Abortion bans harm women, causing death and trauma to pregnant women.
As the November midterm elections near, the stakes for federal reproductive healthcare policy are clear. Congress should move to pass two critical protections:
- The Women’s Health Protection Act would establish a statutory right for healthcare providers to offer abortion services and for patients to receive them, free from restrictions that single out abortion care. The bill has been introduced in multiple Congresses and has passed the House before, but it has not become law because it failed to clear the Senate in earlier rounds.

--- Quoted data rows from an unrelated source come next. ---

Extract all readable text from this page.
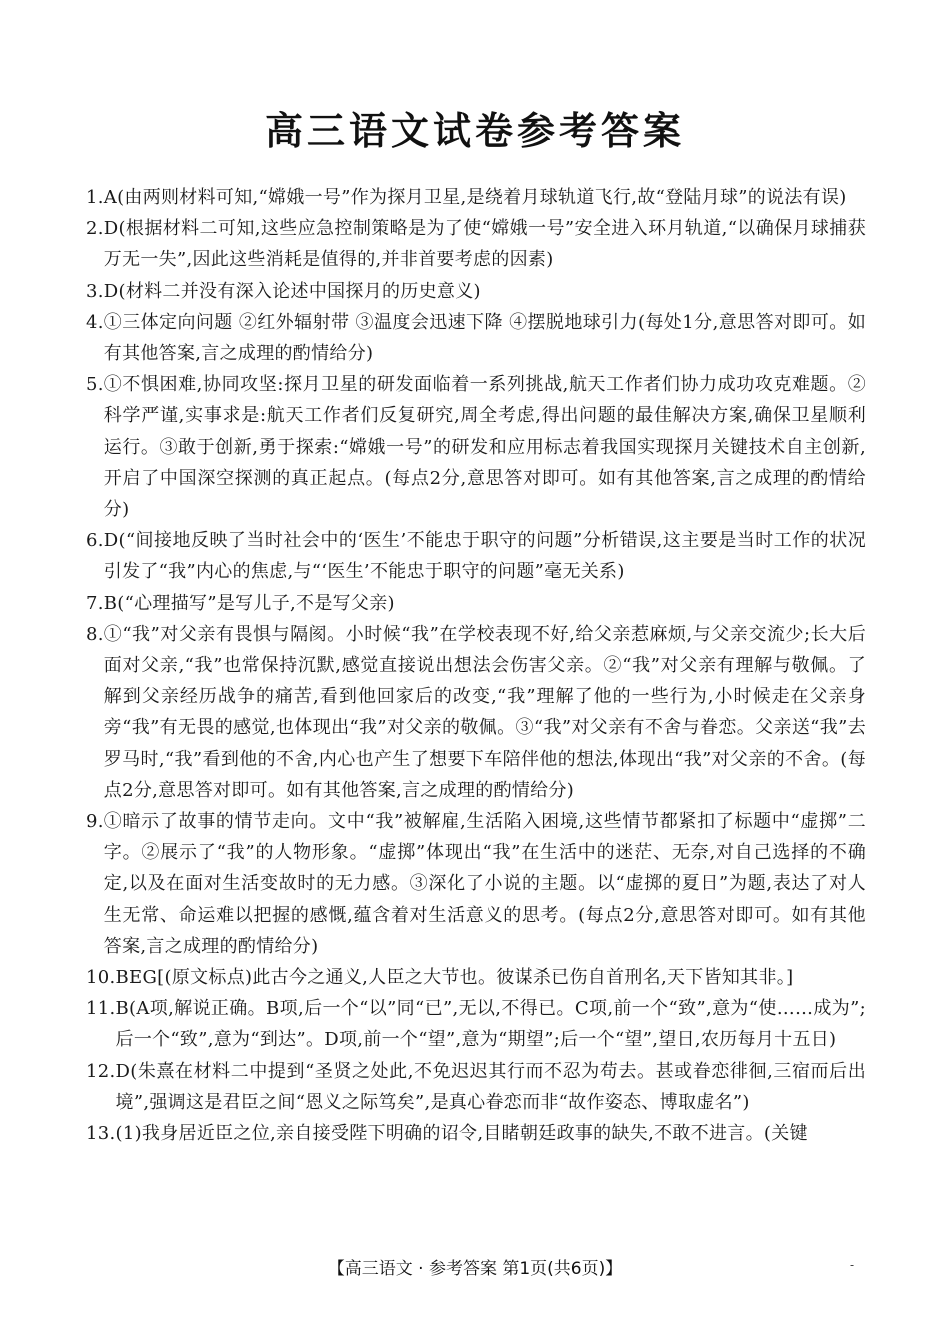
高三语文试卷参考答案
1. A(由两则材料可知,“嫦娥一号”作为探月卫星,是绕着月球轨道飞行,故“登陆月球”的说法有误)
2. D(根据材料二可知,这些应急控制策略是为了使“嫦娥一号”安全进入环月轨道,“以确保月球捕获万无一失”,因此这些消耗是值得的,并非首要考虑的因素)
3. D(材料二并没有深入论述中国探月的历史意义)
4. ①三体定向问题 ②红外辐射带 ③温度会迅速下降 ④摆脱地球引力(每处1分,意思答对即可。如有其他答案,言之成理的酌情给分)
5. ①不惧困难,协同攻坚:探月卫星的研发面临着一系列挑战,航天工作者们协力成功攻克难题。②科学严谨,实事求是:航天工作者们反复研究,周全考虑,得出问题的最佳解决方案,确保卫星顺利运行。③敢于创新,勇于探索:“嫦娥一号”的研发和应用标志着我国实现探月关键技术自主创新,开启了中国深空探测的真正起点。(每点2分,意思答对即可。如有其他答案,言之成理的酌情给分)
6. D(“间接地反映了当时社会中的‘医生’不能忠于职守的问题”分析错误,这主要是当时工作的状况引发了“我”内心的焦虑,与“‘医生’不能忠于职守的问题”毫无关系)
7. B(“心理描写”是写儿子,不是写父亲)
8. ①“我”对父亲有畏惧与隔阂。小时候“我”在学校表现不好,给父亲惹麻烦,与父亲交流少;长大后面对父亲,“我”也常保持沉默,感觉直接说出想法会伤害父亲。②“我”对父亲有理解与敬佩。了解到父亲经历战争的痛苦,看到他回家后的改变,“我”理解了他的一些行为,小时候走在父亲身旁“我”有无畏的感觉,也体现出“我”对父亲的敬佩。③“我”对父亲有不舍与眷恋。父亲送“我”去罗马时,“我”看到他的不舍,内心也产生了想要下车陪伴他的想法,体现出“我”对父亲的不舍。(每点2分,意思答对即可。如有其他答案,言之成理的酌情给分)
9. ①暗示了故事的情节走向。文中“我”被解雇,生活陷入困境,这些情节都紧扣了标题中“虚掷”二字。②展示了“我”的人物形象。“虚掷”体现出“我”在生活中的迷茫、无奈,对自己选择的不确定,以及在面对生活变故时的无力感。③深化了小说的主题。以“虚掷的夏日”为题,表达了对人生无常、命运难以把握的感慨,蕴含着对生活意义的思考。(每点2分,意思答对即可。如有其他答案,言之成理的酌情给分)
10. BEG[(原文标点)此古今之通义,人臣之大节也。彼谋杀已伤自首刑名,天下皆知其非。]
11. B(A项,解说正确。B项,后一个“以”同“已”,无以,不得已。C项,前一个“致”,意为“使……成为”;后一个“致”,意为“到达”。D项,前一个“望”,意为“期望”;后一个“望”,望日,农历每月十五日)
12. D(朱熹在材料二中提到“圣贤之处此,不免迟迟其行而不忍为苟去。甚或眷恋徘徊,三宿而后出境”,强调这是君臣之间“恩义之际笃矣”,是真心眷恋而非“故作姿态、博取虚名”)
13. (1)我身居近臣之位,亲自接受陛下明确的诏令,目睹朝廷政事的缺失,不敢不进言。(关键
【高三语文 · 参考答案 第1页(共6页)】	-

- The Equal Access to Abortion Coverage in Health Insurance (EACH) Act would ensure that every person who receives healthcare or insurance through the federal government will have coverage for abortion services, and prohibit political interference with decisions by private health insurance companies to offer coverage for abortion care. The bill has been reintroduced multiple times and has been backed by lawmakers including Barbara Lee, Diana DeGette, Jan Schakowsky, Ayanna Pressley, Tammy Duckworth and Mazie Hirono.
These laws will decrease the appallingly high and rising maternal mortality rate in the United States—and save women’s lives, health and dignity.